Democrats at the state Capitol have unveiled a new plan meant to help middle class families. The proposal would create or increase tax credits and deductions for families, seniors, and college students. 

The Democrats did not outline exactly how they would pay for the plan. But they admit it would likely “overlap” with their road funding proposal when it comes to raising taxes on corporations.

“We would love for Republicans to embrace our plans to fix the roads. And if they did that, we might have to scale some of this back,”

said state House Democratic Leader Tim Greimel (D-Auburn Hills). But Griemel concedes that’s not likely to happen in this Legislature.

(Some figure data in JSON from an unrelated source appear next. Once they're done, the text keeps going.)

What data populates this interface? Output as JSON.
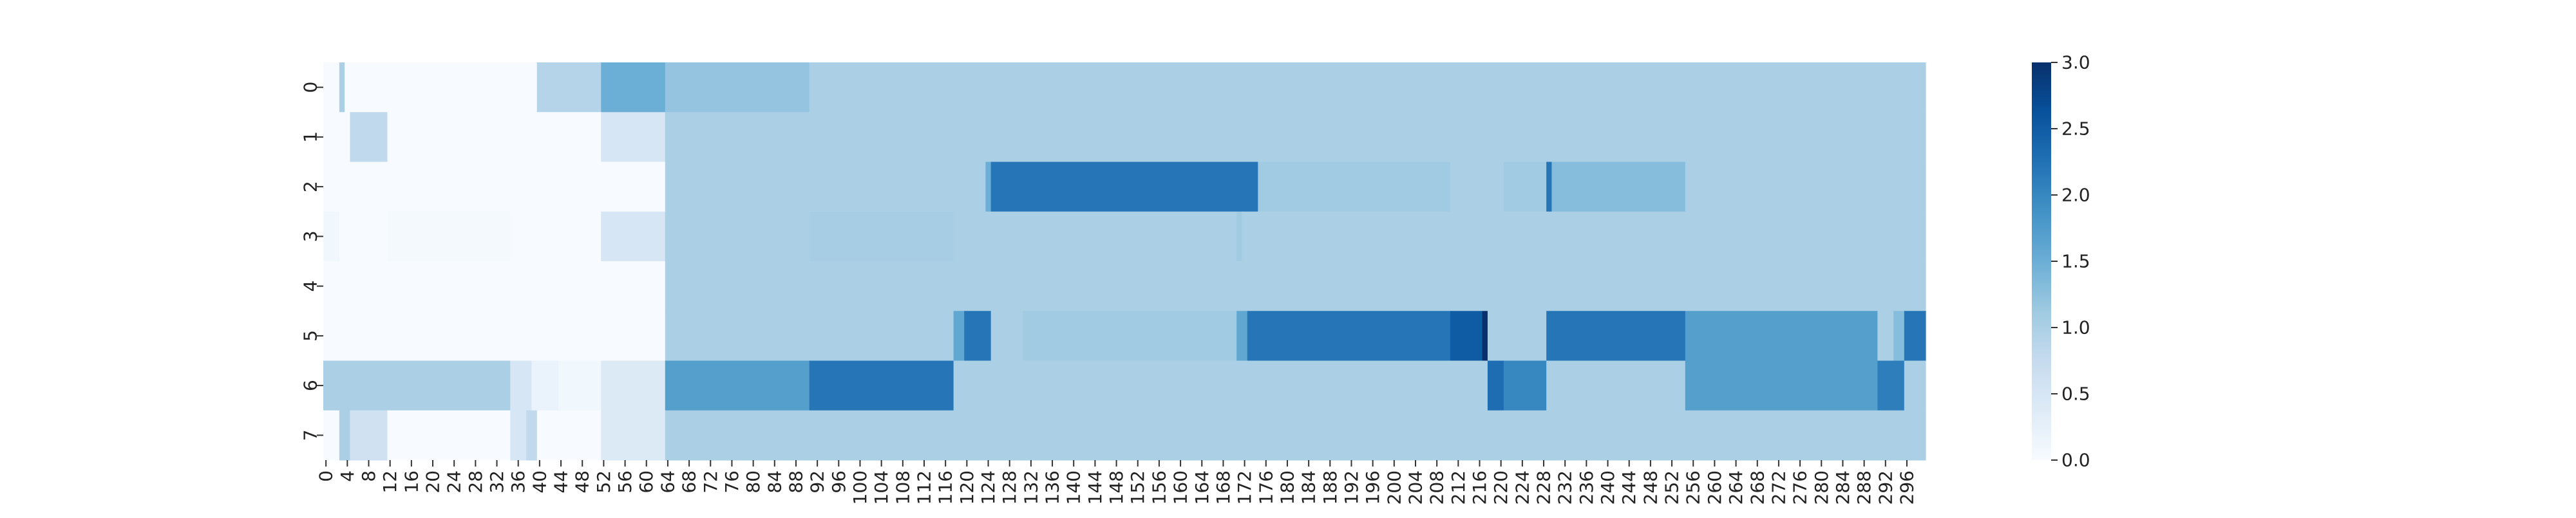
{
  "chart_data": {
    "type": "heatmap",
    "title": "",
    "xlabel": "",
    "ylabel": "",
    "n_cols": 300,
    "x_tick_labels": [
      "0",
      "4",
      "8",
      "12",
      "16",
      "20",
      "24",
      "28",
      "32",
      "36",
      "40",
      "44",
      "48",
      "52",
      "56",
      "60",
      "64",
      "68",
      "72",
      "76",
      "80",
      "84",
      "88",
      "92",
      "96",
      "100",
      "104",
      "108",
      "112",
      "116",
      "120",
      "124",
      "128",
      "132",
      "136",
      "140",
      "144",
      "148",
      "152",
      "156",
      "160",
      "164",
      "168",
      "172",
      "176",
      "180",
      "184",
      "188",
      "192",
      "196",
      "200",
      "204",
      "208",
      "212",
      "216",
      "220",
      "224",
      "228",
      "232",
      "236",
      "240",
      "244",
      "248",
      "252",
      "256",
      "260",
      "264",
      "268",
      "272",
      "276",
      "280",
      "284",
      "288",
      "292",
      "296"
    ],
    "y_tick_labels": [
      "0",
      "1",
      "2",
      "3",
      "4",
      "5",
      "6",
      "7"
    ],
    "colormap": "Blues",
    "color_range": [
      0,
      3
    ],
    "colorbar_ticks": [
      "0.0",
      "0.5",
      "1.0",
      "1.5",
      "2.0",
      "2.5",
      "3.0"
    ],
    "colorbar_tick_values": [
      0,
      0.5,
      1,
      1.5,
      2,
      2.5,
      3
    ],
    "default_value": 1.0,
    "rows": [
      [
        [
          0,
          3,
          0.0
        ],
        [
          3,
          4,
          1.0
        ],
        [
          4,
          40,
          0.0
        ],
        [
          40,
          52,
          0.9
        ],
        [
          52,
          64,
          1.5
        ],
        [
          64,
          91,
          1.2
        ]
      ],
      [
        [
          0,
          5,
          0.0
        ],
        [
          5,
          12,
          0.8
        ],
        [
          12,
          52,
          0.0
        ],
        [
          52,
          64,
          0.5
        ]
      ],
      [
        [
          0,
          64,
          0.0
        ],
        [
          124,
          125,
          1.5
        ],
        [
          125,
          175,
          2.2
        ],
        [
          175,
          211,
          1.1
        ],
        [
          211,
          221,
          1.0
        ],
        [
          221,
          229,
          1.1
        ],
        [
          229,
          230,
          2.2
        ],
        [
          230,
          255,
          1.3
        ]
      ],
      [
        [
          0,
          3,
          0.1
        ],
        [
          3,
          12,
          0.0
        ],
        [
          12,
          35,
          0.05
        ],
        [
          35,
          52,
          0.0
        ],
        [
          52,
          64,
          0.5
        ],
        [
          91,
          118,
          1.05
        ],
        [
          171,
          172,
          1.1
        ]
      ],
      [
        [
          0,
          64,
          0.0
        ]
      ],
      [
        [
          0,
          64,
          0.0
        ],
        [
          118,
          120,
          1.6
        ],
        [
          120,
          125,
          2.2
        ],
        [
          125,
          131,
          1.0
        ],
        [
          131,
          171,
          1.1
        ],
        [
          171,
          173,
          1.6
        ],
        [
          173,
          211,
          2.2
        ],
        [
          211,
          217,
          2.5
        ],
        [
          217,
          218,
          3.0
        ],
        [
          218,
          221,
          1.0
        ],
        [
          221,
          229,
          1.0
        ],
        [
          229,
          255,
          2.2
        ],
        [
          255,
          291,
          1.7
        ],
        [
          291,
          294,
          1.0
        ],
        [
          294,
          296,
          1.3
        ],
        [
          296,
          300,
          2.2
        ]
      ],
      [
        [
          0,
          3,
          1.0
        ],
        [
          3,
          35,
          1.0
        ],
        [
          35,
          39,
          0.5
        ],
        [
          39,
          44,
          0.2
        ],
        [
          44,
          52,
          0.1
        ],
        [
          52,
          64,
          0.4
        ],
        [
          64,
          91,
          1.7
        ],
        [
          91,
          118,
          2.2
        ],
        [
          218,
          221,
          2.3
        ],
        [
          221,
          229,
          2.0
        ],
        [
          255,
          291,
          1.7
        ],
        [
          291,
          296,
          2.1
        ]
      ],
      [
        [
          0,
          3,
          0.0
        ],
        [
          3,
          5,
          1.0
        ],
        [
          5,
          12,
          0.6
        ],
        [
          12,
          35,
          0.0
        ],
        [
          35,
          38,
          0.5
        ],
        [
          38,
          40,
          0.8
        ],
        [
          40,
          52,
          0.0
        ],
        [
          52,
          64,
          0.4
        ]
      ]
    ]
  }
}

“It’s important to keep in mind that the Republicans have essentially ruled out publicly our plan – or most of our plan – to fix the state’s roads,” he said. “And if that’s the case, we believe that our plan to make corporations pay their fair share should be used to provide tax breaks and tax relief to the hard-working families of Michigan.”

The Democrats’ road funding proposal would increase Michigan’s Corporate Income Tax rate from 6 percent to 9 percent to boost road funding. Greimel says he hopes much of the economic plan could be funded by renegotiating corporate tax incentives. Both plans aim to recoup about half of the corporate tax breaks that were championed by Republicans during Gov. Rick Snyder’s first year in office.

According to a release, the Democratic economic plan would create a $400 per-child tax credit for each child 13 years old and younger in a household with an income of up to $100,000 a year. It would create another tax credit meant to offset the costs of child care or caring for an elderly parent.

The plan would also expand the Homestead Property Tax to families with incomes up to $100,000 a year, reinstate a tax deduction for seniors, and create an income tax credit for up to 50 percent of the amount working college students pay on state or federal higher education loans.

“Our plan refocuses and expands tax credits and deductions where they count – on raising a family, paying for a college education, and rewarding hard work,”

said Greimel. Gideon D’Assandro, a spokesperson for state House Speaker Kevin Cotter, dismissed the plan in an emailed statement to reporters, calling it “a ridiculous wish list.”